Dans un entretien au média So Foot, en mars, le Français Nicolas Delépine, sélectionneur des «Grenadières», reconnaîssait n’avoir lui-même mis les pieds en Haïti qu’une fois depuis son arrivée à la tête de l’équipe, un an plus tôt. Un passage express, à l’occasion d’une escale d’une heure à l’aéroport de Port-au-Prince.
Son île natale, Dumornay a longtemps rêvé de la quitter. Repérée par Amandine Miquel lors du Mondial U20 qui s’est déroulé à l’été 2018 en Bretagne, alors qu’elle n’avait que 14 ans, la jeune joueuse a dû attendre ses 18 ans pour pouvoir signer à l’étranger, comme le stipule le règlement de la FIFA. Une situation qui a provoqué «beaucoup de frustration» chez la milieu de terrain, désignée début 2022 meilleure jeune joueuse du monde par le média Goal.com, six mois seulement après ses débuts professionnels.
«Ma place n’était plus là»
«C’était dur de devoir rester en Haïti parce que je sentais que ma place n’était plus là-bas, je sentais qu’elle était ailleurs, ajoute celle qui vient de rejoindre l’Olympique lyonnais. Les gens qui me soutenaient, à l’époque, me disaient « Qu’est-ce que tu fais encore là?« ». Mais si elle a quitté Haïti pour des raisons sportives, Melchie Dumornay ne cache pas un certain mal du pays : «Le froid, je ne vais jamais m’adapter au froid!», lâche-t-elle dans un rire. Près de deux ans après son arrivée en France, elle trépigne à l’idée de retrouver son île, la partie de sa famille qui y vit encore et ses ex-coéquipières.

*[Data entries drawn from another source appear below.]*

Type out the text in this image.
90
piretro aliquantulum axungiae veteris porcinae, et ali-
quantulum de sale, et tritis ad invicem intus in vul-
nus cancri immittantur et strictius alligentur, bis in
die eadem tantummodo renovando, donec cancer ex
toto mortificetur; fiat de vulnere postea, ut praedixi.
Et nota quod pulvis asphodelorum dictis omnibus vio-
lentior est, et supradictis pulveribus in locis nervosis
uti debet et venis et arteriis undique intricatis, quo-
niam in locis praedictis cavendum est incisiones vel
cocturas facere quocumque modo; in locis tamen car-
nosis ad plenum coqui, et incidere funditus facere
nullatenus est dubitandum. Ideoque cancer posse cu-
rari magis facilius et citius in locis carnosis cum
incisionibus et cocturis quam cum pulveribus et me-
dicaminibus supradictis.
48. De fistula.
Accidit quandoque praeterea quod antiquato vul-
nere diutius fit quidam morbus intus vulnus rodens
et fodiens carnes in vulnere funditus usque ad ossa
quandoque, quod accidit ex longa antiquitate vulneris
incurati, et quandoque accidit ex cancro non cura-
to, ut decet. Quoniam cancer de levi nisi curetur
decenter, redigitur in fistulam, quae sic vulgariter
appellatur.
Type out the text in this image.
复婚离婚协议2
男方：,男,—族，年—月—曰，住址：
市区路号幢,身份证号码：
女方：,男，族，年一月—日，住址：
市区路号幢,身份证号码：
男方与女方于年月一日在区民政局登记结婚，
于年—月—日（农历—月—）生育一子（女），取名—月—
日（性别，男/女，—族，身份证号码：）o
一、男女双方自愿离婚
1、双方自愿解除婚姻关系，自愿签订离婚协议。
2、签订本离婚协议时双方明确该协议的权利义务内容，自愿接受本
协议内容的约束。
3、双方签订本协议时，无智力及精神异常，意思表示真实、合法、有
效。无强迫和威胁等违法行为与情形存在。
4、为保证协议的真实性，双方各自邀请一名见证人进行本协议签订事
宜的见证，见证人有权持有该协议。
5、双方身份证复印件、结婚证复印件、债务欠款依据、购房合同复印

Son visage s’illumine quand elle énumère les beautés d’Haïti : «La culture, la nourriture, la plage, le soleil, la terre, c’est un bon environnement. (…) Quand les étrangers viennent chez nous, ils n’ont pas envie de repartir, et ça se comprend!», sourit-elle. Loin de l’affaiblir, les difficultés que rencontre son pays renforcent son attachement pour la sélection. «On est vraiment fières de représenter notre pays, de porter ce maillot, assure-t-elle. On sait d’où on sort, on sait qu’on a un passé beaucoup plus difficile que tous les autres pays.»
Et, qui sait, un beau parcours des Haïtiennes pourrait réchauffer le cœur de ce pays si durement touché. C’est du moins ce qu’espère Melchie Dumornay : «Forcément, il y a un peu de tristesse parce qu’on voudrait que ça aille un peu mieux. Mais il y a de la joie aussi parce qu’on sait qu’on va mettre le sourire, rendre fiers les gens qui nous regardent jouer», espère-t-elle.